Dechert Submits Comment Letter to SEC on the Proposed New Restrictions on the Use of Derivatives by Registered Funds and BDCs
Dechert submitted this comment letter to the Securities and Exchange Commission (“SEC”) in response to the SEC’s December 2015 proposed Rule 18f-4 under the Investment Company Act of 1940 (“1940 Act”). Proposed Rule 18f-4 would supersede prior SEC and staff guidance, which—for the last several decades—has allowed registered investment companies and business development companies (“funds”) to avoid being considered to have issued senior securities when engaging in transactions involving leverage in violation of Section 18 of the 1940 Act by daily segregating assets or otherwise covering fund obligations arising from these transactions. The proposed rule would provide exemptive relief to permit a fund to engage in derivatives and other transactions that create leverage, but only where such activity is subject to strict conditions. The proposed conditions would substantially limit a fund’s ability to engage in such practices, and cause a fund to incur new costs of compliance.

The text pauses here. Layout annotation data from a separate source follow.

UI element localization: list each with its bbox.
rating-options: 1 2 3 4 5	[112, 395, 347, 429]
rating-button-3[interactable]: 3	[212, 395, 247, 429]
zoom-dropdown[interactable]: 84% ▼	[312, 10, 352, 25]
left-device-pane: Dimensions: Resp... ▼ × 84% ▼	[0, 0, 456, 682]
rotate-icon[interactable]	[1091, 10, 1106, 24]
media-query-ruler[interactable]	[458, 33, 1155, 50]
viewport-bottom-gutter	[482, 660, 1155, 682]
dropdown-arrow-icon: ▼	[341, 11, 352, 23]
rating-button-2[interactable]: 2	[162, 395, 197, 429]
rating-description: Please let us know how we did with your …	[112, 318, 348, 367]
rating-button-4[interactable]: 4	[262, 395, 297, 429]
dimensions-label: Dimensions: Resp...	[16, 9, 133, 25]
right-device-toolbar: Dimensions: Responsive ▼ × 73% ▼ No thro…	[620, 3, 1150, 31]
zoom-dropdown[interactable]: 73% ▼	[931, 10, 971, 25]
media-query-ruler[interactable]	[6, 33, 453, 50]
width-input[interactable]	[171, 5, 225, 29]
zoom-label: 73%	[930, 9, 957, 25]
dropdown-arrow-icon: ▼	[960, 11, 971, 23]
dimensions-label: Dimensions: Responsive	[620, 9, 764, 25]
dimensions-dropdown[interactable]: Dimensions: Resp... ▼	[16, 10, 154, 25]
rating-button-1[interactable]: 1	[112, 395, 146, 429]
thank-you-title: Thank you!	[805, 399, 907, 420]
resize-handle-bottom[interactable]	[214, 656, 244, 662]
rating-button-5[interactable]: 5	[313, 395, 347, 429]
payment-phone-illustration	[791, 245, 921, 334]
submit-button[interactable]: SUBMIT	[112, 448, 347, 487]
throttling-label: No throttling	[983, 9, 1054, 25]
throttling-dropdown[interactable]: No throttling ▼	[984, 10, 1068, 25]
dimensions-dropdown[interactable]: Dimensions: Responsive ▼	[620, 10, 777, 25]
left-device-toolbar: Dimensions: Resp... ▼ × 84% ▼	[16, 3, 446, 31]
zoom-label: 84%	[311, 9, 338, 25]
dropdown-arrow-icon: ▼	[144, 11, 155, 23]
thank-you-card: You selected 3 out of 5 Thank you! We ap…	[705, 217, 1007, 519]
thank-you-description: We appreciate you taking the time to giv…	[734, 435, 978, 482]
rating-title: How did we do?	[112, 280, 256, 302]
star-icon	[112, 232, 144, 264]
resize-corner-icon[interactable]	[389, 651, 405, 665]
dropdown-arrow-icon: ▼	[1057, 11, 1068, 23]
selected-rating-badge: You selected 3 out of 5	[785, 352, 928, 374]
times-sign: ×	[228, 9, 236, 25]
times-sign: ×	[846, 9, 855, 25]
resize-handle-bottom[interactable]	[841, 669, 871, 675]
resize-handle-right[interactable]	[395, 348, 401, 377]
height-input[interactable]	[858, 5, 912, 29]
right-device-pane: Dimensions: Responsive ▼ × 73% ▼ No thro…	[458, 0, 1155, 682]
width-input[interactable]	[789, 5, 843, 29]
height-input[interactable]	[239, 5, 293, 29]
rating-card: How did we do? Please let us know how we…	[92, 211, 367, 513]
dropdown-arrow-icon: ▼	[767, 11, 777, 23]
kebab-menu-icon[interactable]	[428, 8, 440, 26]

Dechert’s letter addresses each element of the rule proposal, including the:
- Proposed new and inflexible notional portfolio limitations;
- Proposed new asset segregation requirements;
- Proposed requirement that a fund’s board approve a derivatives risk management program and appoint a derivatives risk manager;
- SEC’s cost-benefit analysis;
- Proposed related amendments to reporting forms; and
- Proposed transition and compliance periods for the proposed rule.